Miró hacia la casa y sintió algo fuerte y oscuro oprimirle el pecho. Ésta no era su casa, era su cárcel. Su familia había actuado como carceleros toda su vida, y ella estaba cansada. Se le estaba yendo la vida, la juventud, y no había vivido porque a su madre le parecía que ella era demasiado anormal como para algo así.

En una ocasión se había mirado al espejo y su piel ya no era tan lozana como antes.

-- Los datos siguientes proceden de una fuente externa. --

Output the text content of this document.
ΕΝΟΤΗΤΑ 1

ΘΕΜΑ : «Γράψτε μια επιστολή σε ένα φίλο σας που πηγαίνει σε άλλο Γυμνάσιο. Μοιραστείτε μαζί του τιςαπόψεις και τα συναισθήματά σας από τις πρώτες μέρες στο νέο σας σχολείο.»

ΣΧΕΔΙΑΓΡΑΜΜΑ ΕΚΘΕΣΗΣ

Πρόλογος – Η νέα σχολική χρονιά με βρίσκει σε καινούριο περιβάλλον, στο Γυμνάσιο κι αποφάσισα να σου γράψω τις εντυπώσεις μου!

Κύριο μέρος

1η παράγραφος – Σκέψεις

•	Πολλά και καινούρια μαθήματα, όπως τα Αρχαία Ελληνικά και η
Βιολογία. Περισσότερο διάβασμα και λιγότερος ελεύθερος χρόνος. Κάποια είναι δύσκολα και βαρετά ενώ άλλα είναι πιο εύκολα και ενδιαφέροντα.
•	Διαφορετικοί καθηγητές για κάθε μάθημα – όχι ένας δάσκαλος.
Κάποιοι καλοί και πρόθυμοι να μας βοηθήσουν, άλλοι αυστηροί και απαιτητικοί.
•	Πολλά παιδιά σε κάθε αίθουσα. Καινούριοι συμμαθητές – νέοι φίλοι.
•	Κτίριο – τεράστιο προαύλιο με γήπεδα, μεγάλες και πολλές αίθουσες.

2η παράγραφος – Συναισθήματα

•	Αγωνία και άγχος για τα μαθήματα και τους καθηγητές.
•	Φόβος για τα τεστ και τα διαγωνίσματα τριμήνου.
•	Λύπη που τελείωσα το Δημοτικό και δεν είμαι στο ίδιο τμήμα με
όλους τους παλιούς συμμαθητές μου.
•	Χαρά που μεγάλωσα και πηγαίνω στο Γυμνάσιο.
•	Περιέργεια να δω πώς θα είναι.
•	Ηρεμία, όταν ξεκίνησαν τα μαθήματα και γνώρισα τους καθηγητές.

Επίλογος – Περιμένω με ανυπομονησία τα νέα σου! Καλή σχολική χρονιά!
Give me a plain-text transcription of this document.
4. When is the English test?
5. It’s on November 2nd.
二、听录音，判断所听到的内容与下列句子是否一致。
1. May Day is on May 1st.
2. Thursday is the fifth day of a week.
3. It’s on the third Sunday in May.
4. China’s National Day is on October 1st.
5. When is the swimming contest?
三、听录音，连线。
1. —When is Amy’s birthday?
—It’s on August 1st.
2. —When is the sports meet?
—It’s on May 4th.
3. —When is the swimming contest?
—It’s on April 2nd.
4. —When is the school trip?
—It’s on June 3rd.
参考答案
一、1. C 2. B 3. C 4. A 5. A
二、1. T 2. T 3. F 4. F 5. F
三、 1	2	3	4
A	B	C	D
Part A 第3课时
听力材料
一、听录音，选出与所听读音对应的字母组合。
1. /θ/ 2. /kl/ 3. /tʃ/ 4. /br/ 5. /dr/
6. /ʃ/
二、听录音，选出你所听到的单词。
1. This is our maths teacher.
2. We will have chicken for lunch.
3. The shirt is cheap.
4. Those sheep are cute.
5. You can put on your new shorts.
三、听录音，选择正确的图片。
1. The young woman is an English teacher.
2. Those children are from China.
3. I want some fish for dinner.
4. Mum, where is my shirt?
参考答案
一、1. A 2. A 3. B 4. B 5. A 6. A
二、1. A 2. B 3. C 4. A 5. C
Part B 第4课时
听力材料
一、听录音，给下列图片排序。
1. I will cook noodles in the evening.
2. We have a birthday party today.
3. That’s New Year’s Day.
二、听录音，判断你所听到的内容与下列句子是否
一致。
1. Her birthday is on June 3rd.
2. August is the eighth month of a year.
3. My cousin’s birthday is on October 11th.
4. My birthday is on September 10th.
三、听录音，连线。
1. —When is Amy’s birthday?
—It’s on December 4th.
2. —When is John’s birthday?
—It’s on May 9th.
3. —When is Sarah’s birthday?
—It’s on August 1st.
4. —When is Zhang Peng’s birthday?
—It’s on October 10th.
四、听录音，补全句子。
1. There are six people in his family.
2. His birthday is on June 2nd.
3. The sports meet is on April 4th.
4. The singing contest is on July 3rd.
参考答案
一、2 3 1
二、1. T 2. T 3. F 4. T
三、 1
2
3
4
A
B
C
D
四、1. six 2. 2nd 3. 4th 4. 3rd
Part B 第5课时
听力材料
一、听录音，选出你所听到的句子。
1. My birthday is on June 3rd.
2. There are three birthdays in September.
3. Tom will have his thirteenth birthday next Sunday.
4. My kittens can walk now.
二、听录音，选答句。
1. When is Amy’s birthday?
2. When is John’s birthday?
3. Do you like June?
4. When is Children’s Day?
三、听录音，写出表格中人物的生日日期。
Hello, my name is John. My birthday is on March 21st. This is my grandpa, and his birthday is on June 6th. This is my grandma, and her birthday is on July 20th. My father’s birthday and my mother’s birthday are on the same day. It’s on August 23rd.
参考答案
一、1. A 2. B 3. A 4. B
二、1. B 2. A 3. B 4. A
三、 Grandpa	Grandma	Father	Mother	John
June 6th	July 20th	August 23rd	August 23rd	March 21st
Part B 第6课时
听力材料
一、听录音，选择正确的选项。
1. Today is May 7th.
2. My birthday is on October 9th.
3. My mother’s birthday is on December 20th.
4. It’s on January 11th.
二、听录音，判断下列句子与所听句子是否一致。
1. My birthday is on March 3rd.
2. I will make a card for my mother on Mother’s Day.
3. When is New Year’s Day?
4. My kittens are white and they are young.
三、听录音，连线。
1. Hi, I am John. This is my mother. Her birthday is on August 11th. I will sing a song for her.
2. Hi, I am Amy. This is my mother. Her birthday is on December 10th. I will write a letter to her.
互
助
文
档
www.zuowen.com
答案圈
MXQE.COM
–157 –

Los treinta marcaban un antes y un después en la vida de una mujer, y para alguien como ella, era ver a la muerte a la vuelta de la esquina, excepto porque sabía que no moriría. Su vida se alargaría tediosamente hasta languidecer y llegar inerme a ese día en el que finalmente le tuviera que dar cuenta a Dios por todo lo que había hecho.

¡Y no había hecho nada!

Mentir y engañar no estaba en su naturaleza, Dios lo sabía, pero no le quedaba otra opción. Si quería vivir, si quería salir de aquí, tendría que hacerlo.

Pensó en Maurice, en lo que ya había sufrido por culpa de las mujeres de su familia, pero el remordimiento no llegó a hacerle cambiar de idea.

Estaba decidido; lo haría. Y que Dios se apiadara de su alma.